Kit nach Anspruch 1, welches weiterhin GM-CSF als ein Adjuvans für die Initialisierungszusammensetzung enthält.
Kit nach Anspruch 1 oder Anspruch 2, wobei die Initialisierungszusammensetzung und/oder die Verstärkungszusammensetzung in partikulärer Form vorliegt, welche zur Verabreichung mittels Genpistole geeignet ist.
Kit nach einem der Ansprüche 1 bis 3, wobei die Verstärkungszusammensetzung in einer Form vorliegt, die für eine intravenöse oder intradermale Verabreichung geeignet ist.

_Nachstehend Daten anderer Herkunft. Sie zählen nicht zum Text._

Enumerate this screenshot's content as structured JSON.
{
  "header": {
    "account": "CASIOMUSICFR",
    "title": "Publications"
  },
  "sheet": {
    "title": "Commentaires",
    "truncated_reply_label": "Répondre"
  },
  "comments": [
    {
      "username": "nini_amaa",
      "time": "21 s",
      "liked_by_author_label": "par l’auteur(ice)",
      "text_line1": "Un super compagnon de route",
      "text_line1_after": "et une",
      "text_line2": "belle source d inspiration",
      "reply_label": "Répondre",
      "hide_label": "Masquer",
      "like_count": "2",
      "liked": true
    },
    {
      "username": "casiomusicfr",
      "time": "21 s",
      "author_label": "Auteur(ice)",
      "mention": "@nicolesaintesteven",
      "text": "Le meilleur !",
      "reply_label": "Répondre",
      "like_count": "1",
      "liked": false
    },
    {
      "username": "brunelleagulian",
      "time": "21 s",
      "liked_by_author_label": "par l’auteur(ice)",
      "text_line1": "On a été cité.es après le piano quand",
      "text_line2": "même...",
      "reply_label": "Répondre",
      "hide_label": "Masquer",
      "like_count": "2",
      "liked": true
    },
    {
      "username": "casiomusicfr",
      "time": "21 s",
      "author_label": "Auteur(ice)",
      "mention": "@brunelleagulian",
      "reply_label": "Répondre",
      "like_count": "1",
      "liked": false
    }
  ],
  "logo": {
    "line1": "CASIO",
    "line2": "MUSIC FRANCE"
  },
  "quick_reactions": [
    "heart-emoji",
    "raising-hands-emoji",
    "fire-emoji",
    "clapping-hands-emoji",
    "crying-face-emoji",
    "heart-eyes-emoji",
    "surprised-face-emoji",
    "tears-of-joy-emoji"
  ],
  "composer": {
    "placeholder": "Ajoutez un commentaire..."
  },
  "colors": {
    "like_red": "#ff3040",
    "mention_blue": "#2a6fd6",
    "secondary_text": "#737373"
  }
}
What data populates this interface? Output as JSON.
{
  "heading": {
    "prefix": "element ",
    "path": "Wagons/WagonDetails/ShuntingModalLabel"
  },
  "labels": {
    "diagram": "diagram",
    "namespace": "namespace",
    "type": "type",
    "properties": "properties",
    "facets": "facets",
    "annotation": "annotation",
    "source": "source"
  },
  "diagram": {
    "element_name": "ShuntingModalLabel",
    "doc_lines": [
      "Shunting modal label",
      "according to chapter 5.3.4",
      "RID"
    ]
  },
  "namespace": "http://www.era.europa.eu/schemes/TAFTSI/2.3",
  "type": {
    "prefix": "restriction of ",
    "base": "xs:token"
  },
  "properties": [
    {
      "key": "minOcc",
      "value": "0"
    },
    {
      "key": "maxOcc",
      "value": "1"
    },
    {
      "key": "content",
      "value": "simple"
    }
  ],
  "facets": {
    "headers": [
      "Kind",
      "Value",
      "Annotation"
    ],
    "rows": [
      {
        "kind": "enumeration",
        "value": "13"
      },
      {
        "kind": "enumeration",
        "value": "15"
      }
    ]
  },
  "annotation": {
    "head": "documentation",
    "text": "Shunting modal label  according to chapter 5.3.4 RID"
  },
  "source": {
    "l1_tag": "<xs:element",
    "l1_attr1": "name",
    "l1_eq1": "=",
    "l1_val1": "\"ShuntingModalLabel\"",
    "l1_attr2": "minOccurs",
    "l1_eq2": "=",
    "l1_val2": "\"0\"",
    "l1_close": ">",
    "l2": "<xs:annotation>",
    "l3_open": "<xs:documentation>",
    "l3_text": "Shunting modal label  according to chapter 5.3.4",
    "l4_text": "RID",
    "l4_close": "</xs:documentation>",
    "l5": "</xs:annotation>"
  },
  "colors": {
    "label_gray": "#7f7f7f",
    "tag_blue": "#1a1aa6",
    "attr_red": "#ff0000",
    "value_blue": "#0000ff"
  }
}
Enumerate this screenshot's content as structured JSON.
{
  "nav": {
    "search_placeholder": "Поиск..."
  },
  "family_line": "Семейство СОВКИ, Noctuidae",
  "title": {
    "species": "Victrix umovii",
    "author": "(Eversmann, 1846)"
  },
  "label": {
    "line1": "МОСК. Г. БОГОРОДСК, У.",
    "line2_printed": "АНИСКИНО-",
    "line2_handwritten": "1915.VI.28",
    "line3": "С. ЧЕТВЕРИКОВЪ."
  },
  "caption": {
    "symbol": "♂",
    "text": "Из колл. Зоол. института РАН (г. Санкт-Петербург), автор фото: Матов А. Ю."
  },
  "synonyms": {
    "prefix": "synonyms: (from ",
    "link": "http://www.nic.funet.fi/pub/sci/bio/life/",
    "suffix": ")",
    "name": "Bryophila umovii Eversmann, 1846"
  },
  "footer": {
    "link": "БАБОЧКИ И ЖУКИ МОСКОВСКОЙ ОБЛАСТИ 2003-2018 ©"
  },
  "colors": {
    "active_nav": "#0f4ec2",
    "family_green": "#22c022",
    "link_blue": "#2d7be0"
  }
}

Verwendung einer Initialisierungszusammensetzung und einer Verstärkungszusammensetzung, wie sie in einem der Ansprüche 1 bis 4 definiert sind, für die Herstellung eines Impfstoffs gegen Hepatitis B oder Hepatitis C.
Verwendung eines MVA-Vektors, der eine Quelle für CD8+ T-Zell-Epitope aus einem Zielantigen von Hepatitis B oder Hepatitis C codiert, zur Herstellung eines Medikaments zur Verstärkung einer anders initialisierten CD8+ T-Zell-Immunantwort.